The work presented in this paper provides a preliminary description of GlcP, a novel glucose/mannose:H⁺ symporter. This permease has been found to be a member of the fucose/glucose/galactose:H⁺ symporter (FGHS) family, one of the seventeen currently recognized families that constitute the major facilitator superfamily (MFS), also called the uniporter/ symporter/antiporter superfamily (12, 13, 23, 28). The well-characterized sugar porter family of the MFS is an exceptionally large family with over 130 currently sequenced members, many of which transport hexoses by either uniport or proton symport (2, 16, 17, 28). Although the proteins of the small FGHS family also catalyze sugar:H⁺ symport, they are only distantly related to the proteins of the sugar porter family (28). The two previously characterized members of the FGHS family, the fucose permease of E. coli (14, 15) and the galactose/glucose permease of B. abortus (6, 31), both transport sugars of the galacto configuration.

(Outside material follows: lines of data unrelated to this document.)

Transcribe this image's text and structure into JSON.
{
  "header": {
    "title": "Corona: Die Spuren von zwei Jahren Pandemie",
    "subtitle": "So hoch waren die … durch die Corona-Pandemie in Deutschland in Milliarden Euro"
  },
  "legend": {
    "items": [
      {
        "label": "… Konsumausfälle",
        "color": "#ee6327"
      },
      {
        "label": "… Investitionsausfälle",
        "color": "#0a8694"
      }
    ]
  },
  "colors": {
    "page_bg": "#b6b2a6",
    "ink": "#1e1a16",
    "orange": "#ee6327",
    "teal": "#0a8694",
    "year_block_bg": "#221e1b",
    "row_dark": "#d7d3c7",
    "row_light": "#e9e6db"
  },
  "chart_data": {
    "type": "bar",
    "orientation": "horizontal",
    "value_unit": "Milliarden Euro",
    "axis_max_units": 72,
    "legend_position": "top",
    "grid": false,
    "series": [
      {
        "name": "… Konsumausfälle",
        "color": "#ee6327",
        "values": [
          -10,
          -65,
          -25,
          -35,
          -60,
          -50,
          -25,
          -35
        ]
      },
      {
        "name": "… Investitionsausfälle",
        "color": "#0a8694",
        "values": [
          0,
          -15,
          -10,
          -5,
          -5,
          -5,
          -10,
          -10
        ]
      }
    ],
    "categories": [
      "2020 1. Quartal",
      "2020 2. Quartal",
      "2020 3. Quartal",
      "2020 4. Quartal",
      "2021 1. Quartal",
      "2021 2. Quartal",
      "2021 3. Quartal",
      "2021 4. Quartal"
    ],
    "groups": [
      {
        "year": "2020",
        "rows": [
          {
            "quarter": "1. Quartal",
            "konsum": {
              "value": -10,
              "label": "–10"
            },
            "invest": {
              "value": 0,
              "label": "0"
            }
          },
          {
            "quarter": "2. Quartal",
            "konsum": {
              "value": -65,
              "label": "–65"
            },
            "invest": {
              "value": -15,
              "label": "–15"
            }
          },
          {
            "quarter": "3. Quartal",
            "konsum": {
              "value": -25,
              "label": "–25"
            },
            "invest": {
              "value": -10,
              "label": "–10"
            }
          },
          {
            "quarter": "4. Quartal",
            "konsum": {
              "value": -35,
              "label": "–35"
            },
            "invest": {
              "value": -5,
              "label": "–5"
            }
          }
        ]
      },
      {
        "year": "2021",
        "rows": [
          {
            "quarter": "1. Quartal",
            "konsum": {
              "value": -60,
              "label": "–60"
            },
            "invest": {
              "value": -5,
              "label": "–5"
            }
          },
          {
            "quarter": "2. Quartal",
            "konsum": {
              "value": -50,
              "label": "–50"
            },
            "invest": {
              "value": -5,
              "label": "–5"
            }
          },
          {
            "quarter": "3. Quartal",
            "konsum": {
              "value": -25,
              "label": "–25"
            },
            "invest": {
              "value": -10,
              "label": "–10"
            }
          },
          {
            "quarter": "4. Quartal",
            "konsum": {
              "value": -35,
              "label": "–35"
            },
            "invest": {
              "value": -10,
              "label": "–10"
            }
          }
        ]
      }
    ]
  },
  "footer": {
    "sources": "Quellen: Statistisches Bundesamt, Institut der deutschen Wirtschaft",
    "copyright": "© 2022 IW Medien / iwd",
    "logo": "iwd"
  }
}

Our results suggest that GlcP is not capable of transporting galactose, although it does transport glucose, mannose, 2-deoxyglucose, and methyl -glucoside. These observations suggest that GlcP stereospecifically recognizes the hydroxyl group at position 4 (which must be in the gluco configuration rather than the galacto configuration) but does not recognize the hydroxyl group at position 2 (which can be in the cis or trans configuration or can be absent) or the hydroxyl group at position 1 (which can be methylated). It will be interesting to examine the transport specificities of the other two characterized members of the FGHS family in order to determine their stereospecificity requirements. Further studies may reveal the breadth of functions served by proteins of the FGHS family as additional members of this small MFS family become sequenced and characterized.